As the universal church celebrates 2nd November as All Souls day, so also the Vincentians celebrate this day for the departed souls of all priests in the congeration.
A common question I’ve been asked, is why do we pay stipend for holy mass since numerous people want to offer holy masses these days. Even today, many people are not fully aware of the significance behind Mass offerings or stipends.
It was evident from early centuries as a custom and culture that people would pray for the departed souls. This custom was followed even among the Jews. The catacombs where the dead are buried, had inscriptions of the names on the outside, where it was written to pray for the dead.
St. Monica requested her son St. Augustine that she be remembered “at the altar of the Lord, wherever you may be.” She was clearly asking that prayers be offered on her behalf at the celebration of the Eucharist. We should always pray for the departed souls, it is our responsibility and duty to pray for them and offer Holy mass which is beyond time and space and comes from Heaven. We believe that the Mass is a particularly powerful form of prayer and that it can be offered for a particular person or purpose. The power of the Holy Eucharist can go to purgatory and save the people.
Let us read the word of God connected to the souls.
Isaiah 35:8A highway shall be there, and it shall be called the Holy Way; the unclean shall not travel on it, but it shall be for God’s people; no traveler, not even fools, shall go astray. No lion shall be there, nor shall any ravenous beast come up on it; they shall not be found there, but the redeemed shall walk there.
It’s a prophecy about Christianity, who were called the people of ‘the way’, because Jesus said ‘I am the Way’. So all those who followed ‘the way’ were called ‘people of the way’.
In 1st century India, traced through Jesus’ apostle St. Thomas, the ancient books mention that in South India, Christians were called ‘the people of the way’.

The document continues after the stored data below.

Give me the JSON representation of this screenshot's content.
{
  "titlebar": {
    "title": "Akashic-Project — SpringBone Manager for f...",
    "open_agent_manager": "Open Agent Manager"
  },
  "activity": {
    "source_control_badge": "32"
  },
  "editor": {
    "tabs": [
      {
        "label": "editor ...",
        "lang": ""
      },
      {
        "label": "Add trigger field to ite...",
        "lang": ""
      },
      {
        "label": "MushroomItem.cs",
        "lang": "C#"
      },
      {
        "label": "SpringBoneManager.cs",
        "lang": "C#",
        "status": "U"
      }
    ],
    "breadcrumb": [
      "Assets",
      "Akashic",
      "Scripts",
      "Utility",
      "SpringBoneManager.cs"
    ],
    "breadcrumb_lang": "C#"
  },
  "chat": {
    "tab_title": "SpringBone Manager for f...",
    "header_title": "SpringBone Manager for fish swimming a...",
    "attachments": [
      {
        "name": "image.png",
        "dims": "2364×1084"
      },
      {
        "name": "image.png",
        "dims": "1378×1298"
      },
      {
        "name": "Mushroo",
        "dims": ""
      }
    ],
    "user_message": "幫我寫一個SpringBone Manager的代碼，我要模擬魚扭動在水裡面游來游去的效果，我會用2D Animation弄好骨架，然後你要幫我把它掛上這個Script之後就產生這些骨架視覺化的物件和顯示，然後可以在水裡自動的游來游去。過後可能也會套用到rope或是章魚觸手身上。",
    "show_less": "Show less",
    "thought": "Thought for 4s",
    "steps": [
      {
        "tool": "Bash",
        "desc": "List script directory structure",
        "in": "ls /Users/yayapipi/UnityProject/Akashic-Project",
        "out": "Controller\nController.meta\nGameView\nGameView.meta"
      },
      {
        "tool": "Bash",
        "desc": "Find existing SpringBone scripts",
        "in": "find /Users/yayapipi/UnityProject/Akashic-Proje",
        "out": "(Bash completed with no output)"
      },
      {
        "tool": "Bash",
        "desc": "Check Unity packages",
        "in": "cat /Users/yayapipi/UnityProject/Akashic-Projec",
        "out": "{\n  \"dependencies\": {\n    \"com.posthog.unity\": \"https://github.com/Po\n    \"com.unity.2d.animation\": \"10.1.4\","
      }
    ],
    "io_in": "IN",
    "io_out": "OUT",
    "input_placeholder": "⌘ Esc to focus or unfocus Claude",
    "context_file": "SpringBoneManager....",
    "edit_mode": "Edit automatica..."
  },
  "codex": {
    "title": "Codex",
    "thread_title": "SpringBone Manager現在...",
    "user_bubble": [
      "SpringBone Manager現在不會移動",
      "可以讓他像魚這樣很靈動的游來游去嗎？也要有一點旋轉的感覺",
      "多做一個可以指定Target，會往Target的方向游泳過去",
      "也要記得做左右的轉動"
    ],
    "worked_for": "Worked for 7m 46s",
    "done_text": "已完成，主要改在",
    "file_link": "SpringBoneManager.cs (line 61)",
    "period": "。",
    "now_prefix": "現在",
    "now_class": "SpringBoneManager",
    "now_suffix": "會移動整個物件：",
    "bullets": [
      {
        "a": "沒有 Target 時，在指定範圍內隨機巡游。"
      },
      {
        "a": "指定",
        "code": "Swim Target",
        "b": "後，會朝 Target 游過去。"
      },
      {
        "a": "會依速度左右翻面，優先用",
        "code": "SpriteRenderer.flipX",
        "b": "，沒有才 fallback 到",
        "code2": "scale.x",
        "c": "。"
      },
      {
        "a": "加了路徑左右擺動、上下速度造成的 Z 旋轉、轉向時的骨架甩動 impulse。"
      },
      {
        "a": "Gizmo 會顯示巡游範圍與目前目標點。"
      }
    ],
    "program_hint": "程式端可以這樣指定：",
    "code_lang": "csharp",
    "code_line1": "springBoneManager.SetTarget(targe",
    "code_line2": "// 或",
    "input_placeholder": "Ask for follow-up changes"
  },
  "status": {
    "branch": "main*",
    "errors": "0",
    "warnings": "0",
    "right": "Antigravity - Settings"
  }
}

We believe, that even fools shall not go astray. What a promise. What this shows us is that those who are on this way of Holiness, it is impossible for them to lose the way. It is impossible to get lost. It is impossible to go astray. It is so because we walk in the strength of our Lord Jesus Christ. Christian are called to journey down a Highway of Holiness. It starts at the moment of salvation and continues until we one day stand before Him face to face. Any unholiness within us will not take us to Heaven. Those who will go to Heaven are the ones who are perfect and have no uncleaness within them. There may be some people who would have repented for their sins, cleansed their soul through their holy lives, e.g. St. Francis of Assisi, St. Dominic Savio, St. Don Bosco, St. Mother Theresa and so many other saints.
But at the same time, there are other people who have lived a miserable life, we cannot judge them. In front of God they may not be the worst people – for they would have repented and cried before God for their sins. And there are other people who denied God intentionally, with full will and consent and eligible to go to hell. There are also people who aimed to go to Heaven, however because of their weaknesses, surroundings and situations in which they have been brought up, were unable to lead a holy life.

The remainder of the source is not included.